We fell into conversation, and she mentioned her husband is 97, blessed with good eyesight hearing and an active mind, but with declining knees.

"We are blessed," she said.

I grinned. "He must have done some cradle-robbing to get you," I said, because this lady was nowhere near her 90s. (Although lately, I've been fooled a few times).

She gave a rowdy laugh. "He sure did! He's 31 years older than me. We've been married 33 years."

Here smile reflected contentment and pleasure at the unexpected longevity of her marriage.

There's a story there. A good one. She was in her 30s, he in his 60s when they married. A love match. She may have been dropdead gorgeous, but she just doesn't have the moves of a woman who counted on it or traded on it. She still loves his personality, sooooo? Maybe he was, or is, very rich. But she was out in public not dressed like it.
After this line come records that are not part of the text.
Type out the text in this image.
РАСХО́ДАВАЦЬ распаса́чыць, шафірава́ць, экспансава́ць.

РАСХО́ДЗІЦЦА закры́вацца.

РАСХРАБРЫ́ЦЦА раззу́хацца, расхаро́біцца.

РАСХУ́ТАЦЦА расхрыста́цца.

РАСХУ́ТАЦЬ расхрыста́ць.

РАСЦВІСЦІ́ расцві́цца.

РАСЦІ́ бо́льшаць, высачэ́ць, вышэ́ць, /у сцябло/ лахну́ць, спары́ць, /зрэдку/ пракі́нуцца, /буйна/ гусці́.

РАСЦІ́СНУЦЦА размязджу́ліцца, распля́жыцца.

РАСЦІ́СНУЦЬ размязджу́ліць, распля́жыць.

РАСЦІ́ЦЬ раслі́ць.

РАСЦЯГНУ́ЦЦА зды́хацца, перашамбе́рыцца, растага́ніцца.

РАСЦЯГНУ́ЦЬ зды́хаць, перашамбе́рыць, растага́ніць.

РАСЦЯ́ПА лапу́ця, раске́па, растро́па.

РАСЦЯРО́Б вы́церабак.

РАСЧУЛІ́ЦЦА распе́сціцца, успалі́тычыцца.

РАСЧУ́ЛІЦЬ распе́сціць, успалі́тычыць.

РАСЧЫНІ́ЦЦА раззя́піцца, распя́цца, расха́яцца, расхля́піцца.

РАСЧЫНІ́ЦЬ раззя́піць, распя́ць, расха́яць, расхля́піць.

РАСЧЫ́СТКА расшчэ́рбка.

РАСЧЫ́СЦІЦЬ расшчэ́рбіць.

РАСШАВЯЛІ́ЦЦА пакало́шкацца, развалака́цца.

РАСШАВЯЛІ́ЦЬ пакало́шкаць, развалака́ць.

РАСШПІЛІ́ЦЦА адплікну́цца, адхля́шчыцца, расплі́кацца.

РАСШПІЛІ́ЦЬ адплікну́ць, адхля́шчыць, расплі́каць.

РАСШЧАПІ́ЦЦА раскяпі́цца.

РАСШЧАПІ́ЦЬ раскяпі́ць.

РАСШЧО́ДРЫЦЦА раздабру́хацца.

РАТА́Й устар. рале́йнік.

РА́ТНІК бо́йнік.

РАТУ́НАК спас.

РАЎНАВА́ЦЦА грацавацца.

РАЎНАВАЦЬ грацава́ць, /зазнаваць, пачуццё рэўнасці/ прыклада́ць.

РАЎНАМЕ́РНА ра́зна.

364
I remember the couple I approved for an adoption where she was 26 years older than he. I remember neighbors with the same dynamic. In both cases, the relationships involved equable relationships. Really good ones. Like this woman and her much older husband.

Individuals still defy the cookie cutter systems of categorizing.

I'd love to know the story of the hospital volunteer. I don't need to, though. It's validation everytime I hear about folks who are leading good lives outside any mass demographics. The more we get along with different lives and voices, the better. In a chorus, it's called harmony.

"They" don't all have to be like "us", thank gooness.